Il faut préciser à ce niveau que ce sont ces deux secteurs, très intensifs en capital, qui ont surtout bénéficié de la politique d’industrialisation de l’époque de l'arpatheid.  Par voie de conséquence, les populations (essentiellement noirs), exclues de leur terre, ne pouvaient être absorbée par ces deux secteurs et ce d’autant plus qu’elles n’avaient aucune qualification professionnelle. Le peu de travailleurs absorbés par ces secteurs ne percevait pas un revenu capable de favoriser leur sortie de la précarité (Moris, 1980). Plus généralement, cette période fut marquée par une inégalité dans la distribution des ressources, y compris dans la répartition spatial : les blancs, concentrés dans les zones géographiques les plus prolifiques alors que les noirs étaient concentrés dans des zones éloignées du centre des affaires et de l’activité économique en général.

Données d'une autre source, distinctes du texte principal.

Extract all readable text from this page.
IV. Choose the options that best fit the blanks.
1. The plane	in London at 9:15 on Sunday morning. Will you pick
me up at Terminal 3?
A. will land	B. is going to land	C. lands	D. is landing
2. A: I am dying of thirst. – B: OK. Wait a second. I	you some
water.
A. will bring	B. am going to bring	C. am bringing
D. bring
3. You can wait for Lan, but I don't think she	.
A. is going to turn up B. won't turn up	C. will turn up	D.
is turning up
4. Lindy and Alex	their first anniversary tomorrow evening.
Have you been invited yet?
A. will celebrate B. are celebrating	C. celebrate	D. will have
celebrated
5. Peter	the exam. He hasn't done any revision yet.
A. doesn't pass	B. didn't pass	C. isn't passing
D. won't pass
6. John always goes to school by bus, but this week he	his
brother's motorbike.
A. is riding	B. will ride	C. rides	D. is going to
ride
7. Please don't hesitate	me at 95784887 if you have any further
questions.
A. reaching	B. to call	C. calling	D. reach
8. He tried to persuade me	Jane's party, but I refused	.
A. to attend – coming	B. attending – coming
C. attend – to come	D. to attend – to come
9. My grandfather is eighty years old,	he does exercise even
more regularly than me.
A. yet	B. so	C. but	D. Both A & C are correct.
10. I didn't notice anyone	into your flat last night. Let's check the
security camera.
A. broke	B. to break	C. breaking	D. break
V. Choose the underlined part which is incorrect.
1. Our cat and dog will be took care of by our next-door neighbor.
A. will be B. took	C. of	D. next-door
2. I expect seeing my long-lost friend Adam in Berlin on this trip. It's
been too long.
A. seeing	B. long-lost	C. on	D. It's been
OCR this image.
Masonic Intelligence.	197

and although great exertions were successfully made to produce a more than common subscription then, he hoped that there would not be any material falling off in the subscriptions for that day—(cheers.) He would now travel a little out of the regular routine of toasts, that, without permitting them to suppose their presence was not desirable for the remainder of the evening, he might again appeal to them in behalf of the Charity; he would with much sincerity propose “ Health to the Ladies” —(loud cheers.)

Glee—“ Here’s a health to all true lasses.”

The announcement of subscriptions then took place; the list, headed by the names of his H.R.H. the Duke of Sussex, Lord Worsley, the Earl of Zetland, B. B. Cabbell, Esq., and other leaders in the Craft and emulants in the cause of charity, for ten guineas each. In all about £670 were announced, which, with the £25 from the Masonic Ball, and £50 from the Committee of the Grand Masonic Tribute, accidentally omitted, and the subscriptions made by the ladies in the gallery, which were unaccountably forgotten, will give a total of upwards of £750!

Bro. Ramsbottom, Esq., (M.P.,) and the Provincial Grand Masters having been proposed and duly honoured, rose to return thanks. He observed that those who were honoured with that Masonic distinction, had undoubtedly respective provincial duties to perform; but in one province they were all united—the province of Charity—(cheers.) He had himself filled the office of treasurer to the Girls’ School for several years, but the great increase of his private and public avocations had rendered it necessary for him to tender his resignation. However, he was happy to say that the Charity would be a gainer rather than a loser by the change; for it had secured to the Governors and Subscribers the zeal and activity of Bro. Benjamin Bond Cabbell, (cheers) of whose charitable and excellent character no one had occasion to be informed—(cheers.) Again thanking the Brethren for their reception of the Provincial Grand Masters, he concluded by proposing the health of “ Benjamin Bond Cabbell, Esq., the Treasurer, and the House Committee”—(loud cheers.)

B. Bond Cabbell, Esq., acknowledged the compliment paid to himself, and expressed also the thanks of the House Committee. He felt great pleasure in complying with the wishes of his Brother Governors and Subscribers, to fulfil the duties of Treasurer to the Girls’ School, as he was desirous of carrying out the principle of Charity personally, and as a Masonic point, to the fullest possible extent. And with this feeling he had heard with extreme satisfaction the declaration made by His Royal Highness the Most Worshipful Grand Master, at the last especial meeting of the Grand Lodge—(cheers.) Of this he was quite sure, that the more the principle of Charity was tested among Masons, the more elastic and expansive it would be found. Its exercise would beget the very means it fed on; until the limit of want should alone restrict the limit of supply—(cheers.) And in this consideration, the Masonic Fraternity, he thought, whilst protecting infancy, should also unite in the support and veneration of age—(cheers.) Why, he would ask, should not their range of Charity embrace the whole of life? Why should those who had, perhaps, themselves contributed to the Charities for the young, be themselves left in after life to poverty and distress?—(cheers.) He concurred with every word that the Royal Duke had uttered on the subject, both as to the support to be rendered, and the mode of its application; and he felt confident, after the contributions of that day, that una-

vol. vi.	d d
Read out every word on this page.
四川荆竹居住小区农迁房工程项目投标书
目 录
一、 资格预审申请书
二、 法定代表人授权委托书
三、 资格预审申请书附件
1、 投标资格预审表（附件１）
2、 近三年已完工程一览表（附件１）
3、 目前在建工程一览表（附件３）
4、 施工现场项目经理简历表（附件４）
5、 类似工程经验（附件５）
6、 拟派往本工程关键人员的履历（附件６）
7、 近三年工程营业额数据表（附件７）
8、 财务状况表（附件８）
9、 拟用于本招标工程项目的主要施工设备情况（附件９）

La politique du gouvernement après l’abolition de l’apartheid n'a guère rétabli l'égalité des chances. La stratégie ne consistait pas en une destruction du mécanisme de discrimination dans la distribution des richesses ; l'Etat a considéré qu’en mettant en place un cadre propice pour une croissance inclusive, cela devrait permettre aux populations les plus pauvres de sortir de la pauvreté (Nattrass, 2001 ; McCord, 2005). Il n’a pas tenu compte du clivage créé par la période d’apartheid, qui a laissé ses derniers sans ressources, sans qualification professionnelle, les rendant incapable d’entreprendre ou de s’insérer sur le marché du travail. Conséquence de cette stratégie, les plus riches se sont davantage enrichis et des barrières encore plus importantes – économiques cette fois-ci– ont complètement obérés l’insertion des plus marginales sur le marché, contribuant ainsi à exacerber leur situation.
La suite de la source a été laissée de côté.